Mardi, malgré les efforts déployés par le médiateur de l'ONU et de la Ligue arabe Lakhdar Brahimi pour le cinquième jour consécutif, le blocage est resté entier sur la question explosive de la transition politique en Syrie, pays ravagé par une guerre qui a fait en trois ans près de 130.000 morts. L'opposition a d'emblée accusé le régime de ne pas coopérer sur la question de la transition, ni sur celle des aides humanitaires, notamment pour les quartiers rebelles assiégés de Homs (centre). « C'est moi qui ai décidé l'interruption de la réunion, il ne faut pas les critiquer », a affirmé mardi M. Brahimi, qui a souhaité que ce temps accordé permette aux deux délégations de mieux préparer la réunion de mercredi matin, à 09H00 GMT. « J'espère que nous aurons une meilleure session demain », a-t-il dit.
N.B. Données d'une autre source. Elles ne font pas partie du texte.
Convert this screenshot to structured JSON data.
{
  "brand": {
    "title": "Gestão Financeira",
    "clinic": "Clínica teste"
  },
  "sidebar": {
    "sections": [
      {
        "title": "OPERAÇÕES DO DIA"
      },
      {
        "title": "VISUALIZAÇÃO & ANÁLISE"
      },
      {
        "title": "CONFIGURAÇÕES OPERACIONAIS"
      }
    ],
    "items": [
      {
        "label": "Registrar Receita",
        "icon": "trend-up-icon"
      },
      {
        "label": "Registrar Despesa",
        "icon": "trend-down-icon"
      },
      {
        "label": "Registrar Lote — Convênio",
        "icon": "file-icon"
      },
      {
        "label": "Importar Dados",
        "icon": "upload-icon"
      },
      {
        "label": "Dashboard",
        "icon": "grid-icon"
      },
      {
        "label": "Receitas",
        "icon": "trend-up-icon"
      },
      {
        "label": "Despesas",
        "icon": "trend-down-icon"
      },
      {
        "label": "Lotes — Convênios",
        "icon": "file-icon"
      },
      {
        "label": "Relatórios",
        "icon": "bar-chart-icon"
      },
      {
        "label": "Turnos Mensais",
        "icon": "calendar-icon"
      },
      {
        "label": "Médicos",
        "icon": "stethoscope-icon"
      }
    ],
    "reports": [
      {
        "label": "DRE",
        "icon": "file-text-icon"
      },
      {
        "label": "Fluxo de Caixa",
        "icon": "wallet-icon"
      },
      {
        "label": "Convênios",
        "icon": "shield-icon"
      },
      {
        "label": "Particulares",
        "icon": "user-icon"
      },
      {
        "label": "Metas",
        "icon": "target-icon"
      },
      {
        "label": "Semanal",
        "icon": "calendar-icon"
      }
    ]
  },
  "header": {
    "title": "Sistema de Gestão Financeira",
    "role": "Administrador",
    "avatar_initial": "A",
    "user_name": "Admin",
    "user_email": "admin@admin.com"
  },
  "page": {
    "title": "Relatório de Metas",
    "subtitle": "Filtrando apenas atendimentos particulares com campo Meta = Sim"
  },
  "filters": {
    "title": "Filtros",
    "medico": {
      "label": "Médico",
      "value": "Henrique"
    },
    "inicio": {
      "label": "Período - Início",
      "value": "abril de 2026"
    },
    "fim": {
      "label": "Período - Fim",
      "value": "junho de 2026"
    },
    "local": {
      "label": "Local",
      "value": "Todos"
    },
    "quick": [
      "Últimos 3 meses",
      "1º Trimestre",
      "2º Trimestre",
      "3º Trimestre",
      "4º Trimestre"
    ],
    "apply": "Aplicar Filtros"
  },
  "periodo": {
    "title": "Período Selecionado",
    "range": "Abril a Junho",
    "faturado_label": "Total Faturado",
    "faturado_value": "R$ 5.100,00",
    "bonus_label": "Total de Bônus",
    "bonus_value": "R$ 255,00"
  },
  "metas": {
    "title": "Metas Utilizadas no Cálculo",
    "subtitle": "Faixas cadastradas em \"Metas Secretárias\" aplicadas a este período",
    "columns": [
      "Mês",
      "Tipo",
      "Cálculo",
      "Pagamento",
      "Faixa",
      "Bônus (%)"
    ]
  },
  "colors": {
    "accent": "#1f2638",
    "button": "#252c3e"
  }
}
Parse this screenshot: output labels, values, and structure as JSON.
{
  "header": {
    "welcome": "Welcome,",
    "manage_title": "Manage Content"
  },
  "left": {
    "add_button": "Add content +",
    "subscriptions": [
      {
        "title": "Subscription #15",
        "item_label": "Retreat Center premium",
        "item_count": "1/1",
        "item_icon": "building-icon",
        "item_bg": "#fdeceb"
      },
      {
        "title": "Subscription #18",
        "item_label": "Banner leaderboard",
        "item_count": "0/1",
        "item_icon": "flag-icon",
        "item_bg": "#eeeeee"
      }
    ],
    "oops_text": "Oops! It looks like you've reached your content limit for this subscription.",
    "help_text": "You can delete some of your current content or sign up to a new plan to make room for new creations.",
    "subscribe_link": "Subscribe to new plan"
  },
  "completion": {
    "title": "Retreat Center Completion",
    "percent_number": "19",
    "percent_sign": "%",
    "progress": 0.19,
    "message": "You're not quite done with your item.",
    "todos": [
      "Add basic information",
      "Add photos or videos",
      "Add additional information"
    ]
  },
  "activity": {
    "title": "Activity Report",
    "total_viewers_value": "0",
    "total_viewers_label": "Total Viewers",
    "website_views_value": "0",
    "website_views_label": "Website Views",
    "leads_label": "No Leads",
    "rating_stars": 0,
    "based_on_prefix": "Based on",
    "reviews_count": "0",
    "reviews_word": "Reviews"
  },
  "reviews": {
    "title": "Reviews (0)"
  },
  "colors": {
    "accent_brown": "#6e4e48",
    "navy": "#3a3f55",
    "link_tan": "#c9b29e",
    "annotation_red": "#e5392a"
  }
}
Il a réitéré qu'il ne s'agissait pas d' « une négociation facile », reconnaissant « n'avoir obtenu aucune avancée ». « Nous y travaillons et en ce qui me concerne c'est déjà bien », a souligné le diplomate, ajoutant: « Personne ne part en courant, ne se retire ». Selon Rima Fleyhane, membre de la délégation de l'opposition, celle-ci a présenté sa « vision » d'une « nouvelle Syrie démocratique et pluraliste », mais le « régime n'a rien présenté et refusé toute discussion ».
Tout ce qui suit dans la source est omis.